Redding, California is a nice place to live, especially if you like outdoor activities. It's no cultural
hotspot, but with the
Turtle Bay Exploration Park, two
symphony orchestras, and the restored art deco
Cascade Theater, it ain't exactly a cultural desert either.
I've enjoyed living here, but everyone choosing to live in the area pays the piper come summertime. It gets HOT. Many summer days aren't too bad--mid and high nineties--but we get perhaps 15 days per summer with temps reaching 105 or more. There
is something to that "dry heat" idea; I can attest as much from my years of working in south Louisiana, where the humidity can stick to you like pancake syrup. But hey, when it gets to 105 degrees or more, it's just
freakin' HOT, and that "dry heat" notion is scant comfort.

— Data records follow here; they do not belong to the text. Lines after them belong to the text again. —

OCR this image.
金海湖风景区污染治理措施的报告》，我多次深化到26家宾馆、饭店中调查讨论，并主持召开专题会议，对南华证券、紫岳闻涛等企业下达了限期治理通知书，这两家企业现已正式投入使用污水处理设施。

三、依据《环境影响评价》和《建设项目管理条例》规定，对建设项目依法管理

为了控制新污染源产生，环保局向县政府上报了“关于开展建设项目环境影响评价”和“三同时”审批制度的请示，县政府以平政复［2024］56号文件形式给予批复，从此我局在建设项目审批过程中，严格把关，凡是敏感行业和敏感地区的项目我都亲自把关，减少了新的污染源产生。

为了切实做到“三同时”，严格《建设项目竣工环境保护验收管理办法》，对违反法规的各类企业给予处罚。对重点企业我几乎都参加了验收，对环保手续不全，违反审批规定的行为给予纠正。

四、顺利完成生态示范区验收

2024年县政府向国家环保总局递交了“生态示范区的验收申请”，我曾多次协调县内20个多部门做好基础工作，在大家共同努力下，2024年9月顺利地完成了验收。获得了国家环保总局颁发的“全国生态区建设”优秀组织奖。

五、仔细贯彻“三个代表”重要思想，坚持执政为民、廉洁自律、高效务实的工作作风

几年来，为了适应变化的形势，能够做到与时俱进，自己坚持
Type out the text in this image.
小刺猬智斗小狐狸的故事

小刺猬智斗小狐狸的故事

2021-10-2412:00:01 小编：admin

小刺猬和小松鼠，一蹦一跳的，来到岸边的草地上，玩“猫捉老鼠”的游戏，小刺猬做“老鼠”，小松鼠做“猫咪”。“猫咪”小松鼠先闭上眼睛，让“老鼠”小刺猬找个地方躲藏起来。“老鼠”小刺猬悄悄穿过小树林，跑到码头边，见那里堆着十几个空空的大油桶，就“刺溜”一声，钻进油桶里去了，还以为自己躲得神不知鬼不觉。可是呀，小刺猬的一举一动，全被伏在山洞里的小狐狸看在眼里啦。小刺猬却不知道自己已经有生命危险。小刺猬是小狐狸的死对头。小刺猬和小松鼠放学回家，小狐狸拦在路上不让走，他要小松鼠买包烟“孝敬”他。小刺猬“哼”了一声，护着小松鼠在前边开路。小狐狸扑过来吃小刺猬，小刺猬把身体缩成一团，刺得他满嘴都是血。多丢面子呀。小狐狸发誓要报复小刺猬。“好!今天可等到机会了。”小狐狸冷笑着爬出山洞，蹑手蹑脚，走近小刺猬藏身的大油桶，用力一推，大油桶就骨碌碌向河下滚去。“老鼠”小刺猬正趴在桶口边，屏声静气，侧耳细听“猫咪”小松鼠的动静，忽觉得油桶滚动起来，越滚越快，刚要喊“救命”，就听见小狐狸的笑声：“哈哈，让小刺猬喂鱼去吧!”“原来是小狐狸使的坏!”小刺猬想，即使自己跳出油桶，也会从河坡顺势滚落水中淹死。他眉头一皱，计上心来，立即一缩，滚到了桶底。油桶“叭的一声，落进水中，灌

The heat here may very well be a blessing in disguise: I sometimes suspect we'd have a million people living here if not for those triple-digit days. Y'see, we have a couple of wonderful lakes here,
Shasta and Whiskeytown.
Mount Lassen National Park is but an hour away, as is the
Mount Shasta Ski Park. (For climbers, there's also the lure of
Mount Shasta itself.) You'll see fly fishermen casting along the
Sacramento River right in the
Redding city limits, and the nearby
Russian and
Trinity Alps Wildernesses beckon campers and backpackers.
If I'm sounding like a real estate agent casting about for out-of-the-area equity, stand by: no matter how much a person might feel drawn to this area's outdoor recreation opportunities, if he or she is a heat weenie, he or she ain't gonna make it.
We've already seen triple-digits, with the first day of summer still a week away. The average high for yesterday's date is 90 degrees, and the average low is 59 degrees. Yesterday, though, the temp reached 101 in
Redding, and as I write this at 1:30 a.m., it's still 84
degrees in town. (It's 74 in the foothills above town where we live. Living off of the valley floor has its benefits.)
According to the Weather Channel website, the forecast is for a high of 100 degrees again tomorrow. This year, the annual heat weenie exodus may commence early.